Aucun vote n’a été exprimé sur le dossier; les amendements de Verny n’ont pas été adoptés.
Hanane Mansouri a présenté une série d’amendements visant à atténuer ou à remplacer la nationalisation intégrale d’ArcelorMittal France. Elle a proposé de supprimer l’article prévoyant la nationalisation, de le remplacer par des participations publiques limitées (de 20 % à 40 % du capital), d’insérer un avis du Conseil d’État, de préciser les critères de fixation du prix de rachat, de prévoir la consultation du CESE, d’ajouter un rapport parlementaire d’évaluation et de modifier la gouvernance de la société en supprimant les renvois à l’ordonnance de 2014. Tous ces amendements ont été rejetés et aucun vote n’a été exprimé sur le dossier.

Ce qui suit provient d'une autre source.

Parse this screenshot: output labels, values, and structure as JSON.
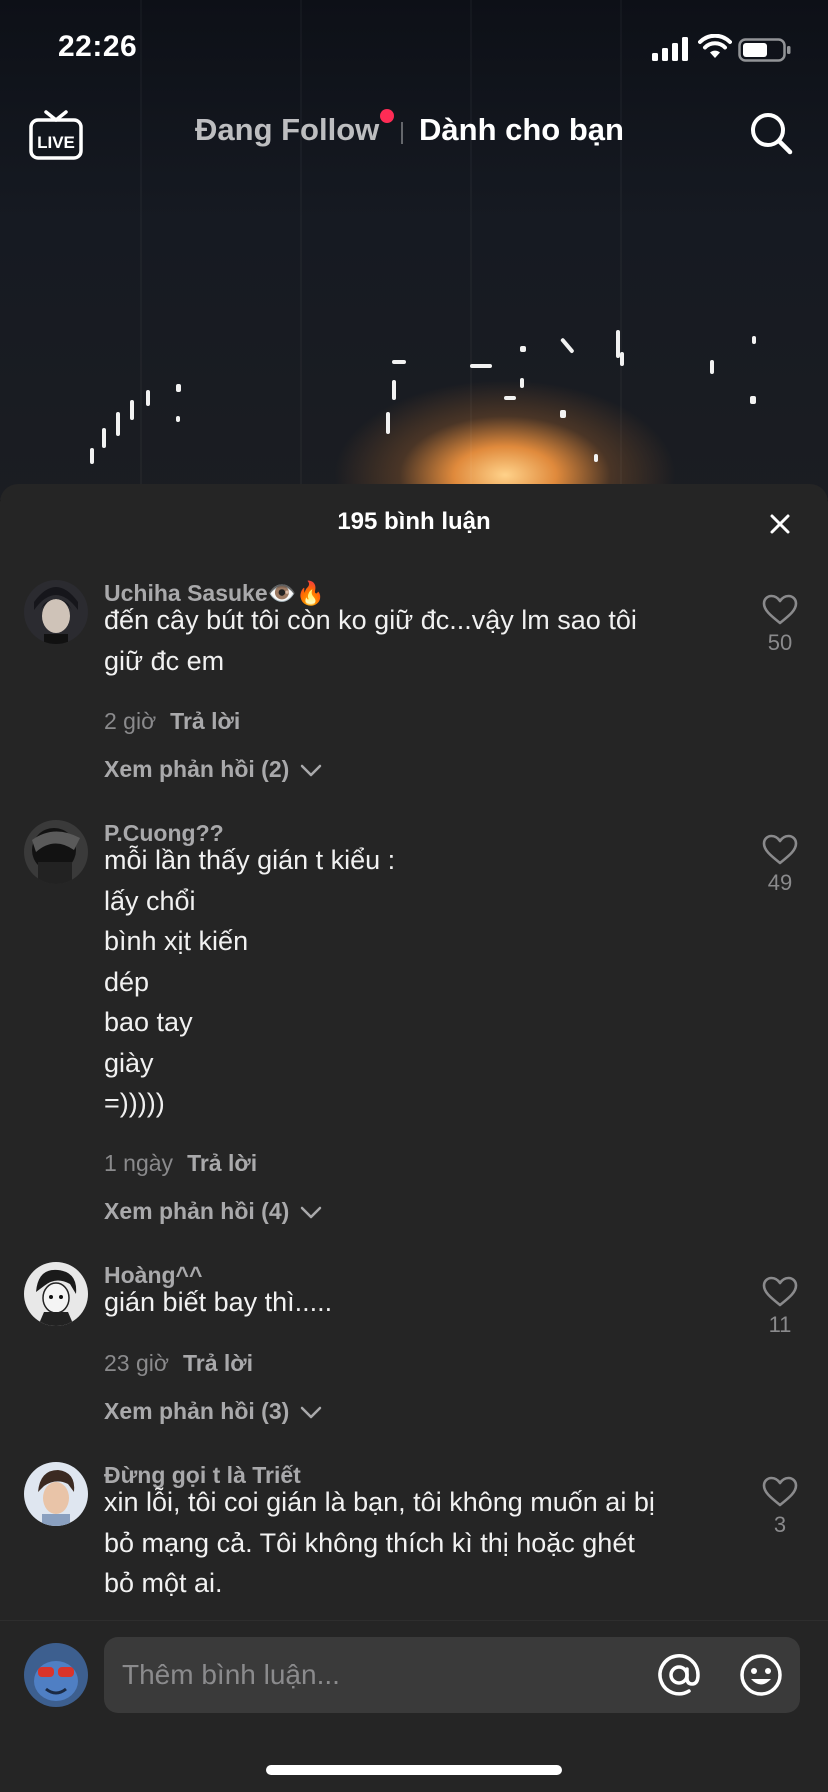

A proposé de supprimer l’article de nationalisation d’ArcelorMittal France (amendement n°229, rejeté).
A suggéré de remplacer la nationalisation par une participation publique de 20 % du capital (amendement n°230, rejeté).
A suggéré de remplacer la nationalisation par une participation publique de 30 % du capital (amendement n°231, rejeté).
A suggéré de remplacer la nationalisation par une participation publique de 40 % du capital (amendement n°232, rejeté).
Aucun vote n’a été enregistré; tous les amendements présentés par Hanane Mansouri ont été rejetés.
Jean‑Philippe Tanguy a présenté une série d’amendements visant à instaurer un dispositif de « golden share » au sein du capital d’ArcelorMittal France, à préciser le cadre juridique de la nationalisation de sites industriels étrangers, et à obliger le gouvernement à remettre au Parlement, dans les six mois suivant la promulgation de la loi, plusieurs rapports d’évaluation (souveraineté industrielle, impacts environnementaux, balance commerciale de l’acier, capacités de transformation du fer, enjeux géopolitiques et gestion des déchets). Tous ces amendements ont été rejetés (majorité de refus ou irrecevables) et aucun vote n’a été enregistré sur le dossier.
Proposer l’institution d’une action spécifique détenue par l’État (« golden share ») dans le capital d’ArcelorMittal France (amendements n°40, n°CF19, n°CF16).
Demander la rédaction d’un article instituant cette action et précisant son attribution au ministre de l’Économie (amendement n°40, n°CF19).
Exiger la remise d’un rapport sur la souveraineté industrielle française, incluant l’évaluation de la dépendance aux acteurs étrangers (amendement n°195).
Exiger la remise d’un rapport sur l’impact environnemental des fermetures ou délocalisations de sites sidérurgiques (amendement n°196).
Aucun vote n’a été exprimé sur le dossier; tous les amendements ont été rejetés.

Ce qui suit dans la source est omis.